# Gionee Elife E7 with Snapdragon 800 launched in India for Rs 26,999



## quagmire (Dec 24, 2013)

> *cdn.ndtv.com/tech/images/gadgets/gionee-elife-e7-launch-635.jpg
> 
> 
> 
> ...



 -Source


----------



## ZTR (Dec 24, 2013)

You forgot to mention that the 16GB comes with 2GB RAM while the 32GB one comes with 3GB RAM.

Also looks like a great phone for the specs and the price but being a chinese brand it will have a hard time competing againsts the likes of N5,G2,Z1 etc


----------



## omega44-xt (Dec 25, 2013)

On paper its camera is great........ Let's see if its good in real life


----------



## Hrishi (Dec 25, 2013)

The question that comes in context with such expensive device is its after sales. 30k for a non established brand here is kind of difficult to buy.
The phone no doubt is innovative.


----------



## rijinpk1 (Dec 25, 2013)

soon most chinese companies will start shipping 25k+ phones and i really doubt they survive


----------



## quagmire (Dec 25, 2013)

^But none with a Krait 400 processor @2.5Ghz..

Gionee has done something that could prove fatal to local companies like MMX, Karbonn etc..

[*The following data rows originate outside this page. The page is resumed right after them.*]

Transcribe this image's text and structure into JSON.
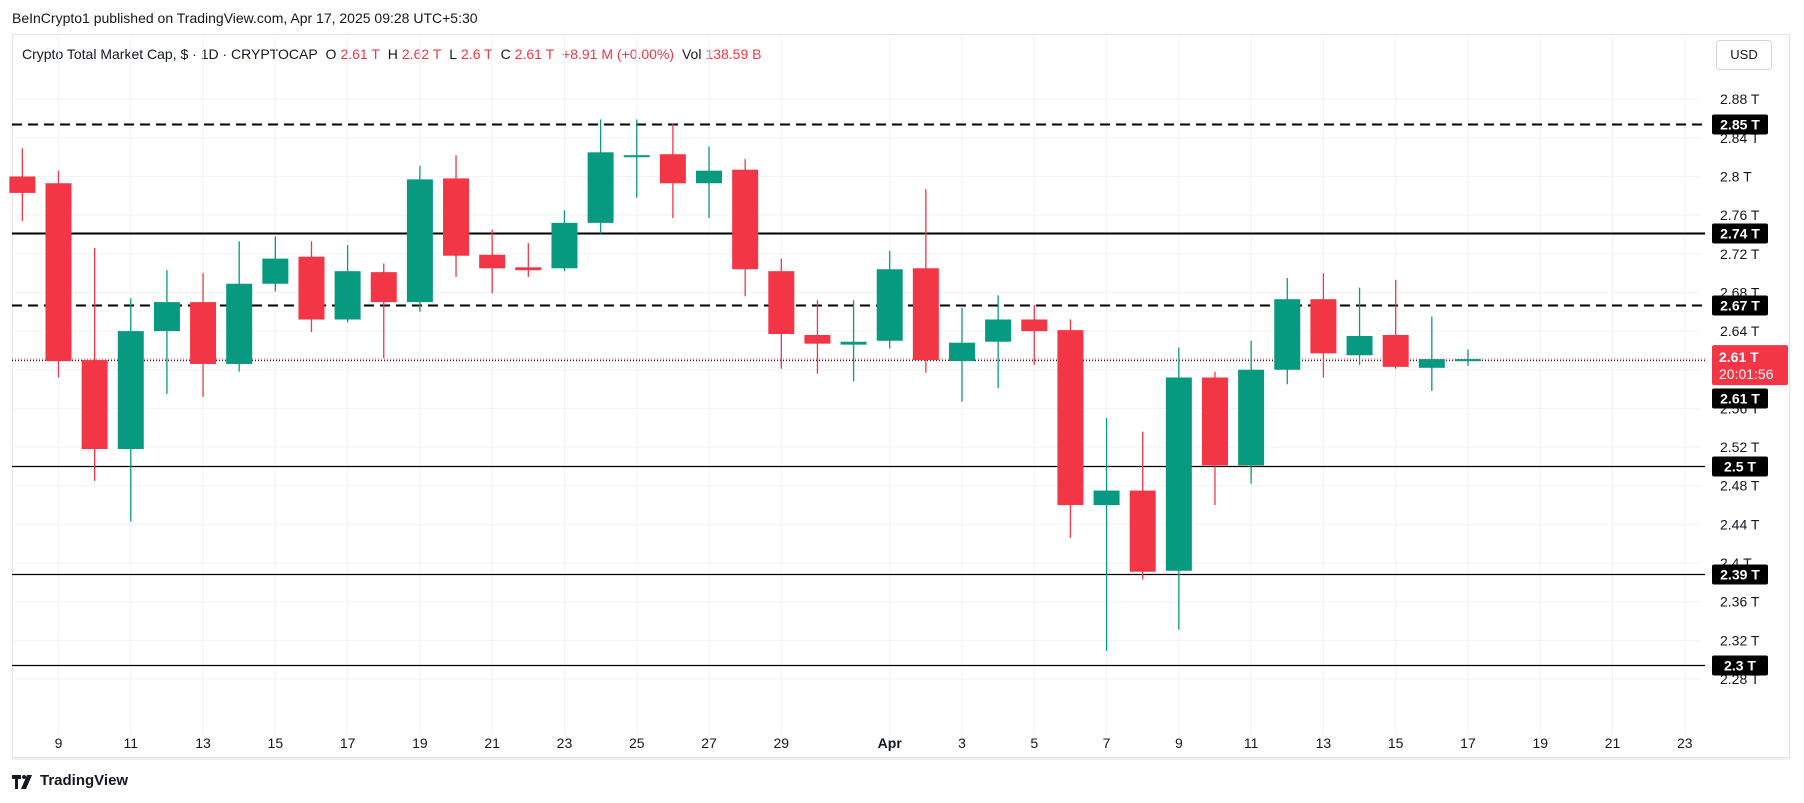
{
  "published": "BeInCrypto1 published on TradingView.com, Apr 17, 2025 09:28 UTC+5:30",
  "legend": {
    "symbol": "Crypto Total Market Cap, $ · 1D · CRYPTOCAP",
    "o_label": "O",
    "o_value": "2.61 T",
    "h_label": "H",
    "h_value": "2.62 T",
    "l_label": "L",
    "l_value": "2.6 T",
    "c_label": "C",
    "c_value": "2.61 T",
    "change": "+8.91 M (+0.00%)",
    "vol_label": "Vol",
    "vol_value": "138.59 B"
  },
  "currency_button": "USD",
  "footer_brand": "TradingView",
  "colors": {
    "up": "#089981",
    "down": "#f23645",
    "grid": "#f0f3fa",
    "text": "#131722",
    "level": "#000000"
  },
  "chart_data": {
    "type": "candlestick",
    "title": "Crypto Total Market Cap, $ · 1D · CRYPTOCAP",
    "xlabel": "",
    "ylabel": "",
    "ylim": [
      2.265,
      2.905
    ],
    "y_ticks": [
      "2.88 T",
      "2.84 T",
      "2.8 T",
      "2.76 T",
      "2.72 T",
      "2.68 T",
      "2.64 T",
      "2.6 T",
      "2.56 T",
      "2.52 T",
      "2.48 T",
      "2.44 T",
      "2.4 T",
      "2.36 T",
      "2.32 T",
      "2.28 T"
    ],
    "y_tick_values": [
      2.88,
      2.84,
      2.8,
      2.76,
      2.72,
      2.68,
      2.64,
      2.6,
      2.56,
      2.52,
      2.48,
      2.44,
      2.4,
      2.36,
      2.32,
      2.28
    ],
    "x_ticks": [
      {
        "label": "9",
        "d": 9
      },
      {
        "label": "11",
        "d": 11
      },
      {
        "label": "13",
        "d": 13
      },
      {
        "label": "15",
        "d": 15
      },
      {
        "label": "17",
        "d": 17
      },
      {
        "label": "19",
        "d": 19
      },
      {
        "label": "21",
        "d": 21
      },
      {
        "label": "23",
        "d": 23
      },
      {
        "label": "25",
        "d": 25
      },
      {
        "label": "27",
        "d": 27
      },
      {
        "label": "29",
        "d": 29
      },
      {
        "label": "Apr",
        "d": 32
      },
      {
        "label": "3",
        "d": 34
      },
      {
        "label": "5",
        "d": 36
      },
      {
        "label": "7",
        "d": 38
      },
      {
        "label": "9",
        "d": 40
      },
      {
        "label": "11",
        "d": 42
      },
      {
        "label": "13",
        "d": 44
      },
      {
        "label": "15",
        "d": 46
      },
      {
        "label": "17",
        "d": 48
      },
      {
        "label": "19",
        "d": 50
      },
      {
        "label": "21",
        "d": 52
      },
      {
        "label": "23",
        "d": 54
      }
    ],
    "candles": [
      {
        "d": 8,
        "o": 2.8,
        "h": 2.829,
        "l": 2.754,
        "c": 2.783
      },
      {
        "d": 9,
        "o": 2.793,
        "h": 2.806,
        "l": 2.592,
        "c": 2.609
      },
      {
        "d": 10,
        "o": 2.61,
        "h": 2.726,
        "l": 2.485,
        "c": 2.518
      },
      {
        "d": 11,
        "o": 2.518,
        "h": 2.674,
        "l": 2.443,
        "c": 2.64
      },
      {
        "d": 12,
        "o": 2.64,
        "h": 2.703,
        "l": 2.575,
        "c": 2.67
      },
      {
        "d": 13,
        "o": 2.67,
        "h": 2.7,
        "l": 2.572,
        "c": 2.606
      },
      {
        "d": 14,
        "o": 2.606,
        "h": 2.733,
        "l": 2.598,
        "c": 2.689
      },
      {
        "d": 15,
        "o": 2.689,
        "h": 2.738,
        "l": 2.681,
        "c": 2.715
      },
      {
        "d": 16,
        "o": 2.717,
        "h": 2.733,
        "l": 2.639,
        "c": 2.652
      },
      {
        "d": 17,
        "o": 2.652,
        "h": 2.729,
        "l": 2.649,
        "c": 2.702
      },
      {
        "d": 18,
        "o": 2.701,
        "h": 2.71,
        "l": 2.612,
        "c": 2.67
      },
      {
        "d": 19,
        "o": 2.67,
        "h": 2.811,
        "l": 2.66,
        "c": 2.797
      },
      {
        "d": 20,
        "o": 2.798,
        "h": 2.822,
        "l": 2.696,
        "c": 2.718
      },
      {
        "d": 21,
        "o": 2.719,
        "h": 2.745,
        "l": 2.679,
        "c": 2.705
      },
      {
        "d": 22,
        "o": 2.706,
        "h": 2.731,
        "l": 2.696,
        "c": 2.703
      },
      {
        "d": 23,
        "o": 2.705,
        "h": 2.765,
        "l": 2.702,
        "c": 2.752
      },
      {
        "d": 24,
        "o": 2.752,
        "h": 2.859,
        "l": 2.741,
        "c": 2.825
      },
      {
        "d": 25,
        "o": 2.822,
        "h": 2.859,
        "l": 2.778,
        "c": 2.822
      },
      {
        "d": 26,
        "o": 2.823,
        "h": 2.855,
        "l": 2.757,
        "c": 2.793
      },
      {
        "d": 27,
        "o": 2.793,
        "h": 2.831,
        "l": 2.757,
        "c": 2.806
      },
      {
        "d": 28,
        "o": 2.807,
        "h": 2.818,
        "l": 2.676,
        "c": 2.704
      },
      {
        "d": 29,
        "o": 2.702,
        "h": 2.715,
        "l": 2.601,
        "c": 2.637
      },
      {
        "d": 30,
        "o": 2.636,
        "h": 2.672,
        "l": 2.596,
        "c": 2.627
      },
      {
        "d": 31,
        "o": 2.626,
        "h": 2.672,
        "l": 2.588,
        "c": 2.629
      },
      {
        "d": 32,
        "o": 2.63,
        "h": 2.723,
        "l": 2.622,
        "c": 2.704
      },
      {
        "d": 33,
        "o": 2.705,
        "h": 2.787,
        "l": 2.597,
        "c": 2.61
      },
      {
        "d": 34,
        "o": 2.609,
        "h": 2.664,
        "l": 2.567,
        "c": 2.628
      },
      {
        "d": 35,
        "o": 2.629,
        "h": 2.677,
        "l": 2.581,
        "c": 2.652
      },
      {
        "d": 36,
        "o": 2.652,
        "h": 2.667,
        "l": 2.605,
        "c": 2.64
      },
      {
        "d": 37,
        "o": 2.641,
        "h": 2.652,
        "l": 2.426,
        "c": 2.46
      },
      {
        "d": 38,
        "o": 2.46,
        "h": 2.55,
        "l": 2.309,
        "c": 2.475
      },
      {
        "d": 39,
        "o": 2.475,
        "h": 2.536,
        "l": 2.383,
        "c": 2.391
      },
      {
        "d": 40,
        "o": 2.392,
        "h": 2.623,
        "l": 2.331,
        "c": 2.592
      },
      {
        "d": 41,
        "o": 2.592,
        "h": 2.598,
        "l": 2.46,
        "c": 2.501
      },
      {
        "d": 42,
        "o": 2.501,
        "h": 2.63,
        "l": 2.482,
        "c": 2.6
      },
      {
        "d": 43,
        "o": 2.6,
        "h": 2.695,
        "l": 2.585,
        "c": 2.673
      },
      {
        "d": 44,
        "o": 2.673,
        "h": 2.7,
        "l": 2.592,
        "c": 2.617
      },
      {
        "d": 45,
        "o": 2.615,
        "h": 2.685,
        "l": 2.605,
        "c": 2.635
      },
      {
        "d": 46,
        "o": 2.636,
        "h": 2.693,
        "l": 2.601,
        "c": 2.603
      },
      {
        "d": 47,
        "o": 2.602,
        "h": 2.655,
        "l": 2.578,
        "c": 2.611
      },
      {
        "d": 48,
        "o": 2.61,
        "h": 2.621,
        "l": 2.604,
        "c": 2.611
      }
    ],
    "levels": [
      {
        "value": 2.854,
        "label": "2.85 T",
        "style": "dashed"
      },
      {
        "value": 2.742,
        "label": "2.74 T",
        "style": "solid"
      },
      {
        "value": 2.667,
        "label": "2.67 T",
        "style": "dashed"
      },
      {
        "value": 2.571,
        "label": "2.61 T",
        "style": "none"
      },
      {
        "value": 2.5,
        "label": "2.5 T",
        "style": "solid-thin"
      },
      {
        "value": 2.389,
        "label": "2.39 T",
        "style": "solid-thin"
      },
      {
        "value": 2.295,
        "label": "2.3 T",
        "style": "solid-thin"
      }
    ],
    "current_price": {
      "value": 2.611,
      "label": "2.61 T",
      "countdown": "20:01:56"
    },
    "grid": true
  }
}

Snapdragon 800 is very expensive SOC, I wonder how much their profit margin is..


----------



## rijinpk1 (Dec 25, 2013)

quagmire said:


> ^But none with a Krait 400 processor @2.5Ghz..
> 
> Gionee has done something that could prove fatal to local companies like MMX, Karbonn etc..
> 
> Snapdragon 800 is very expensive SOC, I wonder how much their profit margin is..




yep, i agree that. the chipset is very powerful. what i intended to say is that these chinese companies will start shipping 25k+ phones with a lower end/underpowered chipset. it is what going to happen likely.


----------